SDG 10 – The Virtues of Financial Inclusion
Israeli media consumers are inundated these days with headlines about the future of Arab-Jewish ties under the future government. It’s very exhausting – but also extremely important.
As documented here regularly during the past year, the outgoing government definitely made strides in closing inequality gaps in the spirit of SDG10. That doesn’t mean, of course, that it solved everything – far from it.
One glaring loose end left for the incoming government to handle is the issue of interaction with the financial system – about half of Israel’s Arab citizens do not have a credit card and 12% of Arab households do not maintain a bank account – particularly with regard to mortgages: only an estimated 5% of Israel’s Arab community take one (by way of comparison: 45% of Haredi-Jews take out a mortgage, while 30% of other Jews do so) – and many are challenged by the repayment schedule.

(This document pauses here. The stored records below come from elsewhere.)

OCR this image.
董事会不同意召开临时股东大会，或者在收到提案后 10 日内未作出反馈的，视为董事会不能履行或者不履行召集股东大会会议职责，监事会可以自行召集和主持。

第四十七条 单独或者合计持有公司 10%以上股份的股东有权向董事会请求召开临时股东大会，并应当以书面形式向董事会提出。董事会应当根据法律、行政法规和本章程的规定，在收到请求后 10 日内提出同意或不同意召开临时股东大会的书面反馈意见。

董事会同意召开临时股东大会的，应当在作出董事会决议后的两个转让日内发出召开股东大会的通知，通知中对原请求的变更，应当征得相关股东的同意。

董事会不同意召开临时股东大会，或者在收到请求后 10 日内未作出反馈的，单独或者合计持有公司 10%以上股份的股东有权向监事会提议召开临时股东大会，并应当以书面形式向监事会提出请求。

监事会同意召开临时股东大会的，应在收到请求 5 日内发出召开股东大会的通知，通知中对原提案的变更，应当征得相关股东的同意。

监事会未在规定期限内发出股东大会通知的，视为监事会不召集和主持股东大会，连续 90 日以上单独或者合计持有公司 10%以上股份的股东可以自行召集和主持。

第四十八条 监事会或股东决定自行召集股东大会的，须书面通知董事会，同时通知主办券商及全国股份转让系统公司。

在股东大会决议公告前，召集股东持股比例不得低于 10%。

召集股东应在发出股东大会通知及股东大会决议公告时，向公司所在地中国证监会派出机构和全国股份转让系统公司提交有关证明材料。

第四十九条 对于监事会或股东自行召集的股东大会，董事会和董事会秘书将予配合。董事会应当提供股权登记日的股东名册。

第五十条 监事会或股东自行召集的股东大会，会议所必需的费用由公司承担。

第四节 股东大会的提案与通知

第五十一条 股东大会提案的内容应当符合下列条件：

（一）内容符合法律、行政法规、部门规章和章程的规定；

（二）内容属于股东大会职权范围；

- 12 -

Observers in the private sector attribute this to a combination of factors, particularly obstacles in registering assets as collateral; reasons mentioned for this include the lack of long-term national planning programs for the minority community and the fact that many homes there are built on joint property lacking clear delineation of ownership. These circumstances can cause a chain reaction in other relevant spheres.
While at first glance the issue may seem esoteric, it has broad significance in the context of reducing inequalities: resolving the mortgage issue can lead to the construction of new neighborhoods and employment areas in Arab towns, which could then increase the tax income of municipalities – thus potentially enabling them to increase the level of services they provide to residents.

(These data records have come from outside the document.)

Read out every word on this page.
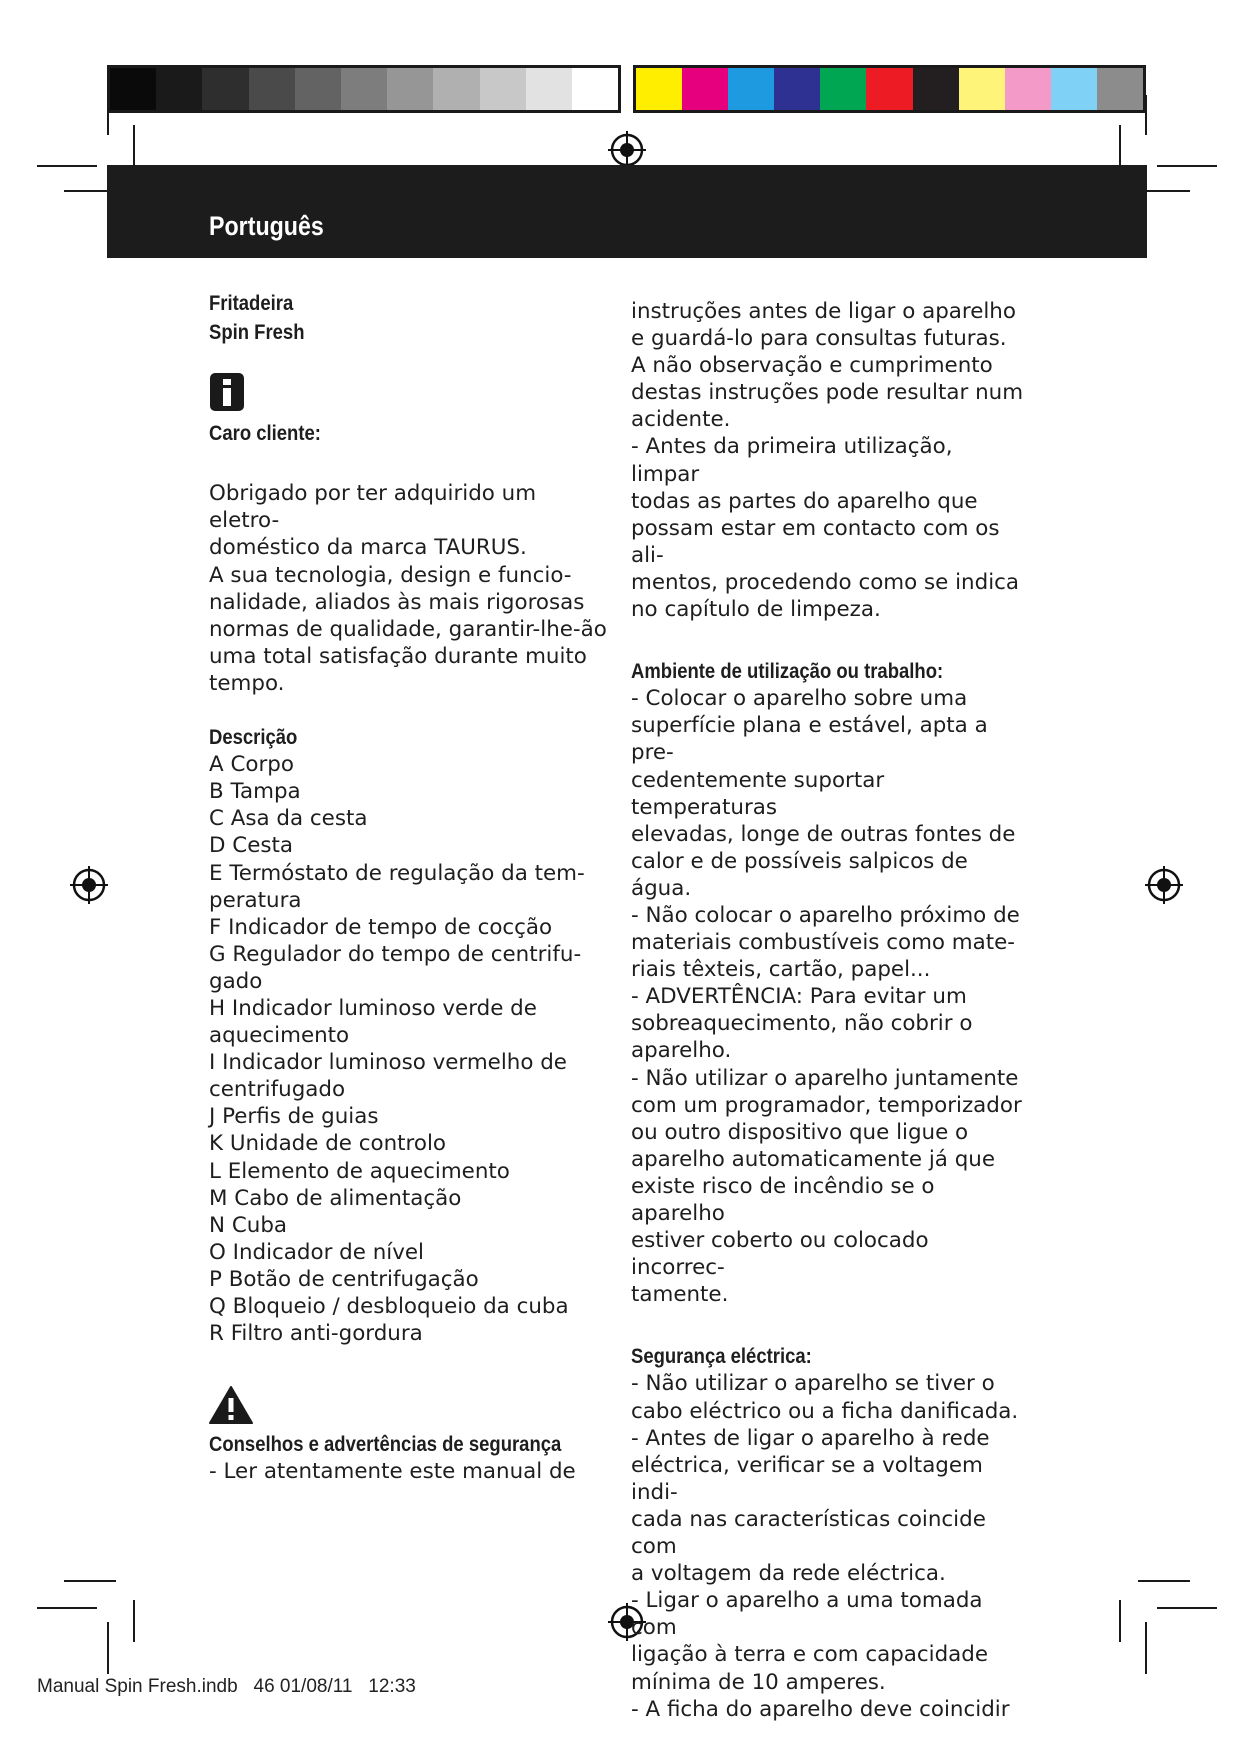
Português
Fritadeira
Spin Fresh
Caro cliente:

Obrigado por ter adquirido um eletro-
doméstico da marca TAURUS.
A sua tecnologia, design e funcio-
nalidade, aliados às mais rigorosas
normas de qualidade, garantir-lhe-ão
uma total satisfação durante muito
tempo.

Descrição
A Corpo
B Tampa
C Asa da cesta
D Cesta
E Termóstato de regulação da tem-
peratura
F Indicador de tempo de cocção
G Regulador do tempo de centrifu-
gado
H Indicador luminoso verde de
aquecimento
I Indicador luminoso vermelho de
centrifugado
J Perfis de guias
K Unidade de controlo
L Elemento de aquecimento
M Cabo de alimentação
N Cuba
O Indicador de nível
P Botão de centrifugação
Q Bloqueio / desbloqueio da cuba
R Filtro anti-gordura
Conselhos e advertências de segurança

- Ler atentamente este manual de

instruções antes de ligar o aparelho
e guardá-lo para consultas futuras.
A não observação e cumprimento
destas instruções pode resultar num
acidente.
- Antes da primeira utilização, limpar
todas as partes do aparelho que
possam estar em contacto com os ali-
mentos, procedendo como se indica
no capítulo de limpeza.

Ambiente de utilização ou trabalho:

- Colocar o aparelho sobre uma
superfície plana e estável, apta a pre-
cedentemente suportar temperaturas
elevadas, longe de outras fontes de
calor e de possíveis salpicos de água.
- Não colocar o aparelho próximo de
materiais combustíveis como mate-
riais têxteis, cartão, papel...
- ADVERTÊNCIA: Para evitar um
sobreaquecimento, não cobrir o
aparelho.
- Não utilizar o aparelho juntamente
com um programador, temporizador
ou outro dispositivo que ligue o
aparelho automaticamente já que
existe risco de incêndio se o aparelho
estiver coberto ou colocado incorrec-
tamente.

Segurança eléctrica:

- Não utilizar o aparelho se tiver o
cabo eléctrico ou a ficha danificada.
- Antes de ligar o aparelho à rede
eléctrica, verificar se a voltagem indi-
cada nas características coincide com
a voltagem da rede eléctrica.
- Ligar o aparelho a uma tomada com
ligação à terra e com capacidade
mínima de 10 amperes.
- A ficha do aparelho deve coincidir

Manual Spin Fresh.indb   46 01/08/11   12:33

The issue of interaction with the financial system ranked high among those identified as vital to the second five-year Arab economic empowerment plan launched a year ago. In the search for solutions, an inter-agency team headed by the Bank of Israel issued a 115-page June report entitled “A National Plan to Increase Financial Inclusion” supporting state guarantees on loans. On the face of it, the Finance Ministry also supported this idea.
Naturally, it’s not all about Government action; there are people on the outside also working hard to make things better.
Ayman Seif is a great example. He was there on the ground floor at the Prime Minister’s Office back in 2008, when the Israel Government began moving in earnest toward reducing inequalities among its Arab citizens. After two decades in public service he went to the private sector, where he’s working to advance housing for the Arab community. That could be significant for its steadily growing middle class, albeit probably less so for its very solid upper class.
The very focus by Israeli officialdom on financial inclusion is encouraging. Recognizing the challenges, we hope the incoming Government nurtures the positive trends.